Central to Salesforce’s corporate culture is the concept of Ohana, or family, which includes its  employees, partners, and the community.  Salesforce keeps younger employees invested with its philanthropy programmes, working with 1,500 non-governmental organisations across Asia Pacific, and via its Pledge 1% model which dedicates 1% of Salesforce’s equity, 1% of its product, and 1% of employees’ time back to communities around the world.

In Singapore, this takes the form of a seven-day special leave for employees to carry out volunteer work at a time and place of their choosing. As of November 2018, Salesforce’s Singapore staff have clocked up over 7.300 volunteering hours for the year. This commitment to giving back has resonated with employees, keeping Salesforce atop the ranking of the best workplaces in Singapore for four years running. “You have to have a clear differentiator. You have to have the cool factor — the thing that people subscribe to. Culture is a very big part of this,” Tate enthused.

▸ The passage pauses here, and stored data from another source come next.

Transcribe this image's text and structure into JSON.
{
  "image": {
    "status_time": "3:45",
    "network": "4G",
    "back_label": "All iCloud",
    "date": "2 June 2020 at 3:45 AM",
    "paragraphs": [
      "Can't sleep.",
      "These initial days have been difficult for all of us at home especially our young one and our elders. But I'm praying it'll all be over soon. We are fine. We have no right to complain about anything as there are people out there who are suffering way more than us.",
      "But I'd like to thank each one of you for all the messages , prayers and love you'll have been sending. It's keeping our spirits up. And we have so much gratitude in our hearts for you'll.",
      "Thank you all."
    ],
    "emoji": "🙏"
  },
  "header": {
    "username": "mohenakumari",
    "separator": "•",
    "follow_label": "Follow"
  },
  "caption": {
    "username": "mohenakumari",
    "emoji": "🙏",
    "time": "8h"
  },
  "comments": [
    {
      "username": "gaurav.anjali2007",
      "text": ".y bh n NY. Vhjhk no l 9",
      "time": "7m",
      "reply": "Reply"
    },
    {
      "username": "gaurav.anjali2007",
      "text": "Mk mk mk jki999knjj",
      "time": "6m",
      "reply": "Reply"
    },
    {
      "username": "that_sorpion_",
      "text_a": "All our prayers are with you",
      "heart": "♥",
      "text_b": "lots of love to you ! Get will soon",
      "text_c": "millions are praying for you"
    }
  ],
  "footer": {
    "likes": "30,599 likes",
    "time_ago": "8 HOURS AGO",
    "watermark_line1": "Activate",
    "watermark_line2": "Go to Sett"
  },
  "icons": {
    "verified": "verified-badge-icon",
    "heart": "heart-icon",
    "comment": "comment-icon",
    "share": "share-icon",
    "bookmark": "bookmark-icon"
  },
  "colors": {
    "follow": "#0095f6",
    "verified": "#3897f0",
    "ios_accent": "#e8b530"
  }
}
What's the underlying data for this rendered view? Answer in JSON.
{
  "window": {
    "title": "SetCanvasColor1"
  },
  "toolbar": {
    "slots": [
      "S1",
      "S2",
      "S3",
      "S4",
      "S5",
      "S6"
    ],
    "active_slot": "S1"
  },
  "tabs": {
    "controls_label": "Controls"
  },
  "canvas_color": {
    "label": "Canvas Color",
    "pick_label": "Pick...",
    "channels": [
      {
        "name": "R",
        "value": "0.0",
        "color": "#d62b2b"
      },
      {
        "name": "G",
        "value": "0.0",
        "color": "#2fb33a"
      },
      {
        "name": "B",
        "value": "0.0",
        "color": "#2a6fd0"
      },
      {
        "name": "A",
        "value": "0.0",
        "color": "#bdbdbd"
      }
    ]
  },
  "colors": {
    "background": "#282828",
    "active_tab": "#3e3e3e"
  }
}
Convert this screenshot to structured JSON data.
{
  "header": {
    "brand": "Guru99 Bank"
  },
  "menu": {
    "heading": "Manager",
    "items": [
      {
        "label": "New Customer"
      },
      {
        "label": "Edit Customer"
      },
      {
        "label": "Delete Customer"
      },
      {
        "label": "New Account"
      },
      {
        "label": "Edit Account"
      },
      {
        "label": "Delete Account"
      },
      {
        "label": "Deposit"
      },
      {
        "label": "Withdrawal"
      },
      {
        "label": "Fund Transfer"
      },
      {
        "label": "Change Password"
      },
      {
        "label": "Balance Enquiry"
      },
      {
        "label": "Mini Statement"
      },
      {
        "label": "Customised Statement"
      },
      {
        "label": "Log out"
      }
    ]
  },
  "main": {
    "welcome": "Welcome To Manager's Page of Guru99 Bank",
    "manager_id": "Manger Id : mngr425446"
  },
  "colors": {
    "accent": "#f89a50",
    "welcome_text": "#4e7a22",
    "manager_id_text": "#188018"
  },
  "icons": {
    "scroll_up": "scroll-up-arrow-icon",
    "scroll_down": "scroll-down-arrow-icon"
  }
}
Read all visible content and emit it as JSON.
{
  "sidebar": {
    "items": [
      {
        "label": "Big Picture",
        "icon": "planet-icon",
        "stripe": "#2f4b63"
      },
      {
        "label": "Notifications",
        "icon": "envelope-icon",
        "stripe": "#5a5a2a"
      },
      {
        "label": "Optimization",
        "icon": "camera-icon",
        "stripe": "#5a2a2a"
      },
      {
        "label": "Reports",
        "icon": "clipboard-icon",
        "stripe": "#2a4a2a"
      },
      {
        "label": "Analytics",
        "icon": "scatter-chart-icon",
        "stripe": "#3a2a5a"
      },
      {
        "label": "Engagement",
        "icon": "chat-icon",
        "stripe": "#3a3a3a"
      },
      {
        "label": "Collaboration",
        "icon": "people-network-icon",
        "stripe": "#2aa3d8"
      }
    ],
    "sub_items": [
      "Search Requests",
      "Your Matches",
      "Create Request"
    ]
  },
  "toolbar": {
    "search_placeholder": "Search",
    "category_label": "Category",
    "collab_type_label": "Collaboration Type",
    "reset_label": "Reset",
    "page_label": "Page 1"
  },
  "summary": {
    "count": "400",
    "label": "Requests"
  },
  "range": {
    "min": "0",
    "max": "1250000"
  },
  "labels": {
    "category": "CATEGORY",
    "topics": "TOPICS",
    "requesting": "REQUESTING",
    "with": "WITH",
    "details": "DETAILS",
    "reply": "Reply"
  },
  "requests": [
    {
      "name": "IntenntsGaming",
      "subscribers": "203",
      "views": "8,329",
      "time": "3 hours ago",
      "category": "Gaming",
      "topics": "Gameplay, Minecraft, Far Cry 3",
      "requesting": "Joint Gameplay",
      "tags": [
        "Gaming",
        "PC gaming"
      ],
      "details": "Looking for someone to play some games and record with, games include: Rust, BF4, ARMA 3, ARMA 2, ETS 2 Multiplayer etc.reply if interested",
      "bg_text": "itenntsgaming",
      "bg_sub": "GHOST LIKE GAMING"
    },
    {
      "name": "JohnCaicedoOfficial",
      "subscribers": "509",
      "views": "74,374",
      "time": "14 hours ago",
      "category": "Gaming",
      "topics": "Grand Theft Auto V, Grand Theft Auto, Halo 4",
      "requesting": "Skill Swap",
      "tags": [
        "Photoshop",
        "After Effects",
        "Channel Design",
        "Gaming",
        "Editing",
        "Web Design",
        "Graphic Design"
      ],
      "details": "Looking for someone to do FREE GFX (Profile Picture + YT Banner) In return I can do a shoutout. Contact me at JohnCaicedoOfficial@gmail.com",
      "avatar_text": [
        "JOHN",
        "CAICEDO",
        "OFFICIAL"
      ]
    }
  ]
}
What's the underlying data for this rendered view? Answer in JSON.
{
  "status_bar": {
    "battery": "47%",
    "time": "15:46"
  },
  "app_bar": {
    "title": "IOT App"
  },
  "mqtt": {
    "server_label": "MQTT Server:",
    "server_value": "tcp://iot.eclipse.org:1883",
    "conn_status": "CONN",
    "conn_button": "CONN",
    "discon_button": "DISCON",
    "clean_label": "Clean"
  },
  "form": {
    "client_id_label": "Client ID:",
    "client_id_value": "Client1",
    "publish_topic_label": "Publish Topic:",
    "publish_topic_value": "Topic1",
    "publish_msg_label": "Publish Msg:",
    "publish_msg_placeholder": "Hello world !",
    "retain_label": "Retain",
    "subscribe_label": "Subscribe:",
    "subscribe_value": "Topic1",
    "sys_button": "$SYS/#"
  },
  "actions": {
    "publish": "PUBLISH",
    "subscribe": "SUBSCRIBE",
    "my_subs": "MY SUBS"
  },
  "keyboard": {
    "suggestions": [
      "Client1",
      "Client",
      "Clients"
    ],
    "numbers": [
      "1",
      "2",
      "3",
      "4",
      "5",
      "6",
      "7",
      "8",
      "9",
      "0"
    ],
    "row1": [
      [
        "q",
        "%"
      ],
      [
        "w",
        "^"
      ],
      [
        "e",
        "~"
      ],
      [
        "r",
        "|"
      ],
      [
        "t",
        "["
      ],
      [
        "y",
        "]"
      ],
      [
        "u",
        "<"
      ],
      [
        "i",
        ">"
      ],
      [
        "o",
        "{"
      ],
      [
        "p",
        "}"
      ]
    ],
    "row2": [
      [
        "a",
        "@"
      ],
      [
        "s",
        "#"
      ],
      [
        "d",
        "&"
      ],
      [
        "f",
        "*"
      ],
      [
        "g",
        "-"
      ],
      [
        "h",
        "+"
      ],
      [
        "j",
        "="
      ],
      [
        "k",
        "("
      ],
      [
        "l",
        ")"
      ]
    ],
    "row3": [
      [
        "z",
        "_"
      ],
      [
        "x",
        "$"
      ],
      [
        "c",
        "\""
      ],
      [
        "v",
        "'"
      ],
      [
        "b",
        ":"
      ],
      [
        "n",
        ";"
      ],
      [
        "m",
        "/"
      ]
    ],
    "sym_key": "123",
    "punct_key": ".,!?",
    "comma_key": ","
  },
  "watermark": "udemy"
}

What’s next for Salesforce

Salesforce recognises that the key to sustaining their 25% year-on-year growth in the region is to constantly evolve in tandem with the needs of businesses operating in this region. In March 2019, the company opened its artificial intelligence (AI) centre in Singapore, the first-of-such out of their research and development hub in Palo Alto, California.

Joining the likes of several other AI centres in Singapore, including the National Technological University and Alibaba Research Lab and the Singapore Management University’s Centre for AI and Data Governance, Salesforce’s latest outfit will work with world-class universities in the city-state to develop talent and the AI ecosystem in the Asia Pacific region, training up to 100 postgraduate students over the next three years in AI, deep learning, machine learning, natural language processing, and more.

This article is written in partnership with e27.